Tuesday, August 13, 2013

Movie Review: Celeste and Jesse Forever

Movie: Celeste and Jesse Forever (2012)
Director: Lee Toland Krieger
Writer: Rashida Jones & Will McCormick
Cast: Rashida Jones, Andy Sandberg, Emma Roberts, Elijah Wood, Will McCormick, Ari Graynor, Eric Christian Olsen, Chris Messina, & Rebecca Dayan.
One-Line Plot Synopsis: Celeste (Jones) & Jesse (Sandberg) are getting a divorce while also trying to remain best friends.

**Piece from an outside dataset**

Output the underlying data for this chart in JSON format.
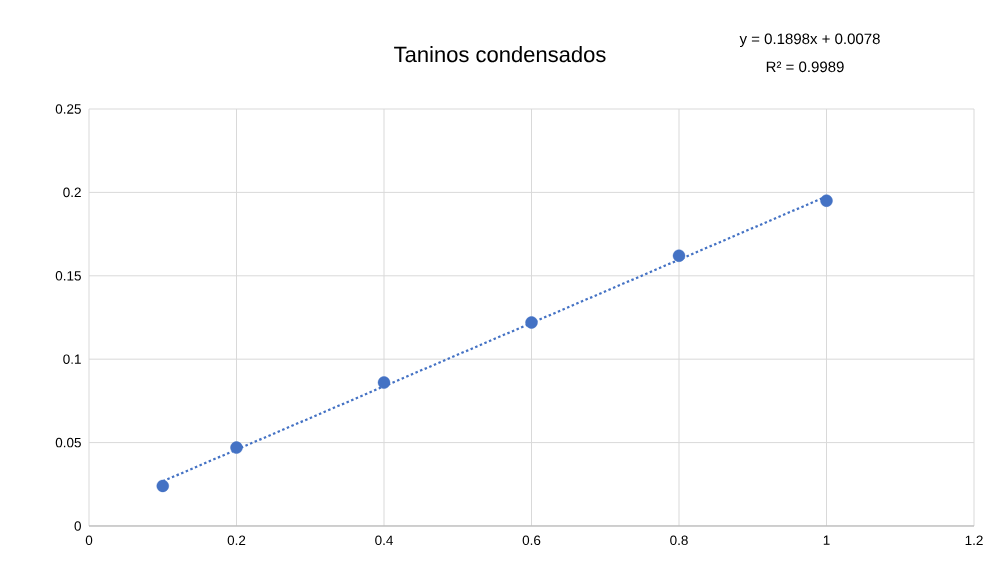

It’s refreshing to come across a movie that doesn’t follow the same boring formula of a Hollywood movie.  A usual romantic comedy will hit the same 4 or 5 notes every single time.  
  1. Couple falls in love.
  2. Couple falls out of love.
  3. Couple sees other people.
  4. Couple realizes they still love each other.
  5. Couple gets back together.
That’s pretty much the same formulaic outline to every Hollywood romantic comedy that is shoved down the public’s throat these days.  Since that’s really the only thing you can see on a date and those movies aren’t that expensive, Hollywood sees a formula that will make modest profits and assumes that the public enjoys them since they keep going to them.  The fact of the matter is, there’s just nothing out there that puts a different spin on things or tries to tell an interesting and original story unless it’s an independent film…and the reason that it’s an independent film is because it doesn’t follow that basic Hollywood formula in the first place and therefore can't get funding or promotion.  It’s a nauseating cycle that produces mediocre recycles of the same movie, think Katherine Heigl’s entire career save for Knocked Up.
Rashida Jones and Will McCormick worked together to put forth a screenplay that delves into a failed relationship between Celeste and Jesse in which they remain very good friends while they are going through a divorce.  Very similar to how Friends with Kids plays on the nuances and partnership aspects of going through such an important and big part of young adulthood with a best friend, Celeste and Jesse Forever looks at the couple that may be hiding some deeper and poignant emotions under the guise of a great friendship.  The depth that the movie takes into uncovering that is certainly one that has a lot of material to explore and something that can be taken in a multitude of different directions.
The comedic parts of the movie work slightly better than the melodramatic emotional core of the film, probably due to the fact that Jones and McCormick are primarily comedic actors and have surrounded themselves with a handful of other actors whose majority of work experience is based in comedies as well.  Based on Sandberg’s work on SNL and Jones’ in Parks & Rec, there’s almost a 100% chance that most of their funny scenes together were heavily improvisational based (i.e. their first scene at dinner talking over the menu in German accents).  The romantic relationship dynamic between Sandberg and Jones is genuine and believable from both of the characters’ points of views and they have an authentic chemistry on screen that does come off more as best friends than intimate lovers (which actually works for this story and is most likely mirrors their real life friendship). 
There were a couple of scenes where the movie lost me a little when it felt like they were making uncomfortable situations just for the sake of making uncomfortable situations.  In those instances, the over the top awkwardness felt a little forced to me as opposed to the authenticity that was shown earlier in the movie.  Celeste’s relationship with Emma Roberts’ pop star persona felt out of place near the end of the movie and didn’t really make a whole lot of sense to me.  Emma Roberts continues to play the misunderstood teen in the vein of this generation’s Jenna Malone but always seems more one-note than what Malone used to be able convey through her troubled teen characters.  I’m also just not a big fan of her acting (although I’m sure she’s GREAT in We Are The Millers!).
I know that never every character in every single movie is going to be likable but I just wish I sympathized with Celeste a little more than I did by the time this was over.
Rating: 7/10
Side Notes:
  • I still love you Rashida Jones.  So room temp.
  • I think this was the first time in history that a girl named Celeste didn’t turn out to be a 90 year old grandmother.
  • I’m not sure if I’m excited enough for Sandberg’s new TV show, Brooklyn Nine Nine .  Maybe I should get on that.